Parola chiave di questo film è il termine arabo “kallema”: parola, che viene ripetuta spessissimo. Come possono le parole modificare le nostre esistenze? E una parola è equiparabile a un pugno o può essere addirittura più grave? Altri vocaboli che determinano l’andamento di questo potente film sono: Verità, Giustizia, Sofferenza.

THE INSULT E UNA STORIA DEL TUBO.

 

 

 

 

Parola chiave di questo film è il termine arabo “kallema”: parola, che viene ripetuta spessissimo.

Come possono le parole modificare le nostre esistenze? E una parola è equiparabile a un pugno o può essere addirittura più grave? Altri vocaboli che determinano l’andamento di questo potente film sono: Verità, Giustizia, Sofferenza.

 

The Insult è un film geniale.

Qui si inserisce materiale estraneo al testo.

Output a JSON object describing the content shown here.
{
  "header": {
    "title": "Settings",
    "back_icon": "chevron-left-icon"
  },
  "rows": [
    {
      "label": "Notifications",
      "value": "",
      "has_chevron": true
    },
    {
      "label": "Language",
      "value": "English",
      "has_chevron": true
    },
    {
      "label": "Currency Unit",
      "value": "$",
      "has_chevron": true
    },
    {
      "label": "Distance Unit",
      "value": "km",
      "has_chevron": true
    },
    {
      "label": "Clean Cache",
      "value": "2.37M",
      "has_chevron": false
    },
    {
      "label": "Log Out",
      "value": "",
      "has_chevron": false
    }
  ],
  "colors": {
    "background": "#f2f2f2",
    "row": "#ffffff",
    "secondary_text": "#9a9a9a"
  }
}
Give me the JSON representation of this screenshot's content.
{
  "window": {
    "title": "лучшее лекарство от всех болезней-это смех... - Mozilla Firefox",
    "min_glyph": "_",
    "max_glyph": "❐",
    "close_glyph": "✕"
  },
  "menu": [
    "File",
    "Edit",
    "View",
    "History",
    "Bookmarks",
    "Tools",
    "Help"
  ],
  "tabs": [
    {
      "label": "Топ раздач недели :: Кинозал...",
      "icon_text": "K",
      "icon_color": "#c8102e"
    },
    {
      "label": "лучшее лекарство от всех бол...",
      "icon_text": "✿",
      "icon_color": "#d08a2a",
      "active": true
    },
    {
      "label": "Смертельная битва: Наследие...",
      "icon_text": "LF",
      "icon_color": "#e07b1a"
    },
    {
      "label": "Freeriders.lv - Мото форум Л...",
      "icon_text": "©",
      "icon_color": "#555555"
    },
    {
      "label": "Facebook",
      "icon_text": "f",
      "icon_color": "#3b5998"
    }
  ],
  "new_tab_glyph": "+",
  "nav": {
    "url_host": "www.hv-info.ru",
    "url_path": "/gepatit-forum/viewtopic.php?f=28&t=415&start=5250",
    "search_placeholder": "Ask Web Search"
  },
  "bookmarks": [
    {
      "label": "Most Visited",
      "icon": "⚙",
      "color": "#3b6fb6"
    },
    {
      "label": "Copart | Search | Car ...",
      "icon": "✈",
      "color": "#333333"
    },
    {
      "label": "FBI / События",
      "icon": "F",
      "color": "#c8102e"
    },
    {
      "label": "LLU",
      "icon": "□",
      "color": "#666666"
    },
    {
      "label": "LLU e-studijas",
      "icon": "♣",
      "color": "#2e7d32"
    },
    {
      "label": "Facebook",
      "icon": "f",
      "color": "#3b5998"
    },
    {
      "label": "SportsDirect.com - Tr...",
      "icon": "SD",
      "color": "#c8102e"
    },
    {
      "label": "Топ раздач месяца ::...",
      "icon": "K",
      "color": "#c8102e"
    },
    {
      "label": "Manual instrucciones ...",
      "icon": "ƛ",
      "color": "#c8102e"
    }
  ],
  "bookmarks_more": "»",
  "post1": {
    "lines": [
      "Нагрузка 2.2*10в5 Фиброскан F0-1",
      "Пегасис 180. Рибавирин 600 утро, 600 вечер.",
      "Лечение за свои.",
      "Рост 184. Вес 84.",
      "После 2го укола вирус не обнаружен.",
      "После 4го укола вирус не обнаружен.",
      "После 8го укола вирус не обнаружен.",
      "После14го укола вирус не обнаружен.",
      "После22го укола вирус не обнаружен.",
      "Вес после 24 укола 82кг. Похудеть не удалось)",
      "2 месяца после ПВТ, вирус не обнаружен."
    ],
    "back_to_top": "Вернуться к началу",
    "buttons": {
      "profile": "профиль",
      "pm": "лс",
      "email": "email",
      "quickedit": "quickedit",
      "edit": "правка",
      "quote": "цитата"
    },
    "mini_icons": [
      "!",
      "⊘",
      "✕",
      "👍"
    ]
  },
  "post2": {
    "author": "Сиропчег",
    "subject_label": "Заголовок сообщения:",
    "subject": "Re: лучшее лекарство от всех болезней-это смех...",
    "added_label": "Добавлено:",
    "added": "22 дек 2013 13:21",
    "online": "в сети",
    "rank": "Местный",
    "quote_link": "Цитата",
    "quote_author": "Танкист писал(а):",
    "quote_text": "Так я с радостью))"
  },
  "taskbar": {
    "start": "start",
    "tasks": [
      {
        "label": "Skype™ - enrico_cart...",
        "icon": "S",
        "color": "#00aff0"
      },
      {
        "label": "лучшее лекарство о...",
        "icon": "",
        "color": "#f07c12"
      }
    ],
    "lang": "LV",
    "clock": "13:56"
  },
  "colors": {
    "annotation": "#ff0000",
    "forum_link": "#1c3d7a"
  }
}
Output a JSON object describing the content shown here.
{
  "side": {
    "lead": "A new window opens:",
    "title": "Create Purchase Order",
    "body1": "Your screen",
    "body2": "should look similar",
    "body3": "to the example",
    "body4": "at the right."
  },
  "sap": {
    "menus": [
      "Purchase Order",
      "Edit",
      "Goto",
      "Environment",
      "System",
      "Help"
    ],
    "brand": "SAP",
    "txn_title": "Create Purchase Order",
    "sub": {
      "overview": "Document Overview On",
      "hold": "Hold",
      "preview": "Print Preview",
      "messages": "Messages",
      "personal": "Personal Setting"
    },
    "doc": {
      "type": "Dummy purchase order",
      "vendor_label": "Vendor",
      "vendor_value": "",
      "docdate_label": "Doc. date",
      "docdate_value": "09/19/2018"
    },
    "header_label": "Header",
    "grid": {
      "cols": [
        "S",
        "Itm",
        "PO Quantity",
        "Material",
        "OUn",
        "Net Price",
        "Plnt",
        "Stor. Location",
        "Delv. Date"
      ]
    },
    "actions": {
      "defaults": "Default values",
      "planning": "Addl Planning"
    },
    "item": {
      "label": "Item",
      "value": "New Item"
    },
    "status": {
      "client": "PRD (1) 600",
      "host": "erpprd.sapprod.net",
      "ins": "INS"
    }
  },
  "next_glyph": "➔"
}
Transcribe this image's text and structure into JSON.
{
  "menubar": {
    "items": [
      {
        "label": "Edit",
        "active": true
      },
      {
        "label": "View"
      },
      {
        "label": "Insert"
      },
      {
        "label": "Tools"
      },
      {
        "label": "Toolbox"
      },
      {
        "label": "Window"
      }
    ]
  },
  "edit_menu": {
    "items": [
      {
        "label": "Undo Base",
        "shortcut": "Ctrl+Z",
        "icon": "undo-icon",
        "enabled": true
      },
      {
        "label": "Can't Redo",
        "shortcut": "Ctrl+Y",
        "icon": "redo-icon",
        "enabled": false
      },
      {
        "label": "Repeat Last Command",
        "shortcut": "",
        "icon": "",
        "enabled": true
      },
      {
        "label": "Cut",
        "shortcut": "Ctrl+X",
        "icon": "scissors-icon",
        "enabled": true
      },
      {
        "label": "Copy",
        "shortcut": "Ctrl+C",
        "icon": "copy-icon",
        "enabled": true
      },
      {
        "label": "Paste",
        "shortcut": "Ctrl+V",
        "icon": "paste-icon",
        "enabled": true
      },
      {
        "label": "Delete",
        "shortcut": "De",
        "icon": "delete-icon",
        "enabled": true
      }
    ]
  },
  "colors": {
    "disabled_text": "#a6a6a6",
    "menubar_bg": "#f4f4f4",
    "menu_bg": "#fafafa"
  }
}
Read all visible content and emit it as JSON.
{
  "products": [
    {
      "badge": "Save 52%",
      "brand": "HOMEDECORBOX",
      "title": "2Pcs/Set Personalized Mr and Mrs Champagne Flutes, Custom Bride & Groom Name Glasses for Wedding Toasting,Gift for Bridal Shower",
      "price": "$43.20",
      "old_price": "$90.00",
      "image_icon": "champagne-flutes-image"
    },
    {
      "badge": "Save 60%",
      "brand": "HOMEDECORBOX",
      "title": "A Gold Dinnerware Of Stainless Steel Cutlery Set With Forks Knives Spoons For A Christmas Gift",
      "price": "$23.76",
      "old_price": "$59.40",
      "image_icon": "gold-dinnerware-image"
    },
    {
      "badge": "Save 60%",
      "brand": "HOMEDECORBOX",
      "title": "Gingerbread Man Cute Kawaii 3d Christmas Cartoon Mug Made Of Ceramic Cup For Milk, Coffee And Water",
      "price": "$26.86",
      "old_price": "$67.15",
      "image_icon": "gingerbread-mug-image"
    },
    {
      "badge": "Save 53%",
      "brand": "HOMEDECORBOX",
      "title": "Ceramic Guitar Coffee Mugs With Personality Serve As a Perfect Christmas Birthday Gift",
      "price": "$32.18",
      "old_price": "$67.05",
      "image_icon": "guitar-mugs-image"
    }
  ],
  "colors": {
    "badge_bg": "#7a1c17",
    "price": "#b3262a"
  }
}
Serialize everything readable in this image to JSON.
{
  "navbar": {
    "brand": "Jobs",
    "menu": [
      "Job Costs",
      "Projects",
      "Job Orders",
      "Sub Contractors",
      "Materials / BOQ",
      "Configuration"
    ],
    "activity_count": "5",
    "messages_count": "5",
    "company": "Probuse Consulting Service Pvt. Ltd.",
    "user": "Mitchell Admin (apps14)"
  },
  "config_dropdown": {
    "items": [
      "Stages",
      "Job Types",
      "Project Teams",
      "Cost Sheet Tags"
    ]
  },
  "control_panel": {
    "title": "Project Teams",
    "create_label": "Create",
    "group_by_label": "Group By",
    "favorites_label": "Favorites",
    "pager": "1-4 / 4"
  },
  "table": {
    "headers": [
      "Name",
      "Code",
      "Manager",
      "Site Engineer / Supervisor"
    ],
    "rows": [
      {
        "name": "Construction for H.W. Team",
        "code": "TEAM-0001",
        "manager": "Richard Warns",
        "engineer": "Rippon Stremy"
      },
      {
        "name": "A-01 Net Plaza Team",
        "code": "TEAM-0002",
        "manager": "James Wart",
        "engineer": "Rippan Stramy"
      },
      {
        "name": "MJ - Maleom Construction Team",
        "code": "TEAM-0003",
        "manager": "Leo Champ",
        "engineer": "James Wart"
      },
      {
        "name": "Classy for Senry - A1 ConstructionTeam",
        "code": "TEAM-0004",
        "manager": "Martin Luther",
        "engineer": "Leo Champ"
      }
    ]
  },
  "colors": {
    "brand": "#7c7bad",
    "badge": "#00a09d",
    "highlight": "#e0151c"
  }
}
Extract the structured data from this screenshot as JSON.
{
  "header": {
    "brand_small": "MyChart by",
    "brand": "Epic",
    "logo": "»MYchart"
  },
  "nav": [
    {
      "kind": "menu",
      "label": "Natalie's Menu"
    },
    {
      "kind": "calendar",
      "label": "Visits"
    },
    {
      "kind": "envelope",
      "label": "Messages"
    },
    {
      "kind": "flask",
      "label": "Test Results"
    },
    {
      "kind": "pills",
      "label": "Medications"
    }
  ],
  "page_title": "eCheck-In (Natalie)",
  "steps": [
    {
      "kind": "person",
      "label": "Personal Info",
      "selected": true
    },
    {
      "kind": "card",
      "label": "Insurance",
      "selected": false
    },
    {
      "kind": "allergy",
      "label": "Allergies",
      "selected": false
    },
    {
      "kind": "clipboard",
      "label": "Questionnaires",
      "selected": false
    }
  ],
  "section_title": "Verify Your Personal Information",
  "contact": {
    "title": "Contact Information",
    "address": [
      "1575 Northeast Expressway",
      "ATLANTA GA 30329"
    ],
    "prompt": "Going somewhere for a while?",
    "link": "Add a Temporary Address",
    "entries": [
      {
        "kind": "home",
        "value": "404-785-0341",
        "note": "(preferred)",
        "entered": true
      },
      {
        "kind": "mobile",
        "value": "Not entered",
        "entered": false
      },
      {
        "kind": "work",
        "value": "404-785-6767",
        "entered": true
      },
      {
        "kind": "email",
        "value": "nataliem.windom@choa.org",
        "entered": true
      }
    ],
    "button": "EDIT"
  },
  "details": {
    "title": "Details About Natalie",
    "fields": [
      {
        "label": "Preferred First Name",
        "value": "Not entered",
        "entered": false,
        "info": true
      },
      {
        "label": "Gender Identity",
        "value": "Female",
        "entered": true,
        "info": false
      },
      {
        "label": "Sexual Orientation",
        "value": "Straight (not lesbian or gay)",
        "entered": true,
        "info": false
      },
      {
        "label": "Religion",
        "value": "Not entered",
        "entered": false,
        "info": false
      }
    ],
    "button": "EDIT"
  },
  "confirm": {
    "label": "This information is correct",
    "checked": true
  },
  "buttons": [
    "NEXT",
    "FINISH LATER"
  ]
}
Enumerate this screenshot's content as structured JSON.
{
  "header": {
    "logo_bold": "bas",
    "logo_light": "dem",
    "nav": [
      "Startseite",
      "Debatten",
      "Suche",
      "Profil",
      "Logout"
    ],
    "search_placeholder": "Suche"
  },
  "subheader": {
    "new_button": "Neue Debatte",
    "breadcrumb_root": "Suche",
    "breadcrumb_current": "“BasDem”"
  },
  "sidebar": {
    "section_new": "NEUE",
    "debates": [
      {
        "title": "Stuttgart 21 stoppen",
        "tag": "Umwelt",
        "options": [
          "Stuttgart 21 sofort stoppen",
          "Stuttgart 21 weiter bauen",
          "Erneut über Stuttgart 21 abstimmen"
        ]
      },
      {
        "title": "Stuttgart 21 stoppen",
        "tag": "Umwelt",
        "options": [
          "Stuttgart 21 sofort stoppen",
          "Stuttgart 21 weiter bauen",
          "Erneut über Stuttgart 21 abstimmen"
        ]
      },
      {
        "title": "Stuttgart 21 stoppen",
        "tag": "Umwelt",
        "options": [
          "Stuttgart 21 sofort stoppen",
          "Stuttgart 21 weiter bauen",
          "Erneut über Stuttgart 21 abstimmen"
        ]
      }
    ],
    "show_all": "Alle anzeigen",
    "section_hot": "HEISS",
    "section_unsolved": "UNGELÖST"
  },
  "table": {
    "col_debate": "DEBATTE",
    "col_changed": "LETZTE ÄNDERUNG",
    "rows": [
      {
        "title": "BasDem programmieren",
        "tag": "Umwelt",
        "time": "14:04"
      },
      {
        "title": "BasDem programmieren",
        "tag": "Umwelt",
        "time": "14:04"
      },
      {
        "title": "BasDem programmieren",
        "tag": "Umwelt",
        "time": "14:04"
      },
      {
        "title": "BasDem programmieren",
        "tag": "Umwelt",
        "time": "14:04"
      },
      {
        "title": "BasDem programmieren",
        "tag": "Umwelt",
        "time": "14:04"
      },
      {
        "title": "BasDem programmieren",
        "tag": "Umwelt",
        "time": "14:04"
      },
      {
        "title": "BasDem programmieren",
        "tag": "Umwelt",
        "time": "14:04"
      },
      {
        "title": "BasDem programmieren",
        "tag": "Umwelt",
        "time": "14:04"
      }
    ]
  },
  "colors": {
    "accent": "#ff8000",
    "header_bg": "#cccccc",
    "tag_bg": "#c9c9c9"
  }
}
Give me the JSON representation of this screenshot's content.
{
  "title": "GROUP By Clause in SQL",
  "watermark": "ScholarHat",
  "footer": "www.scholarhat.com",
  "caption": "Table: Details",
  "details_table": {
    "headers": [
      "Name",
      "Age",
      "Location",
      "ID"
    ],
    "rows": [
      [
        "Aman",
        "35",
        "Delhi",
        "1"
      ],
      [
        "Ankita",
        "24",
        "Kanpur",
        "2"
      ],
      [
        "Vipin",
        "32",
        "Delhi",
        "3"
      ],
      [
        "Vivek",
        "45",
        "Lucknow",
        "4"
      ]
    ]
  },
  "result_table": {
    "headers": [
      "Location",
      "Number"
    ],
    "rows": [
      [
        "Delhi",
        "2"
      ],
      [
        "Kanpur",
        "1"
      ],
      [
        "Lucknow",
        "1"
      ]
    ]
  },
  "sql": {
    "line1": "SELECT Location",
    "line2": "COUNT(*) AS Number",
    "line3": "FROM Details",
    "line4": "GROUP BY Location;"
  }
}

Scritto da Dio. In persona. Ovvero marito e moglie, regista e sceneggiatrice - durante il loro divorzio – come hanno raccontato in conferenza stampa. Lo spunto tipico , un'aula di tribunale, per far volare ed esercitarsi agli insulti. E poi dal privato alla fiction il passo è breve.  

 

Si parla della storia di un tubo e di come gli animi si possano accendere per un nonnulla. La pellicola è geograficamente universale, forse solo casualmente collocata in Libano.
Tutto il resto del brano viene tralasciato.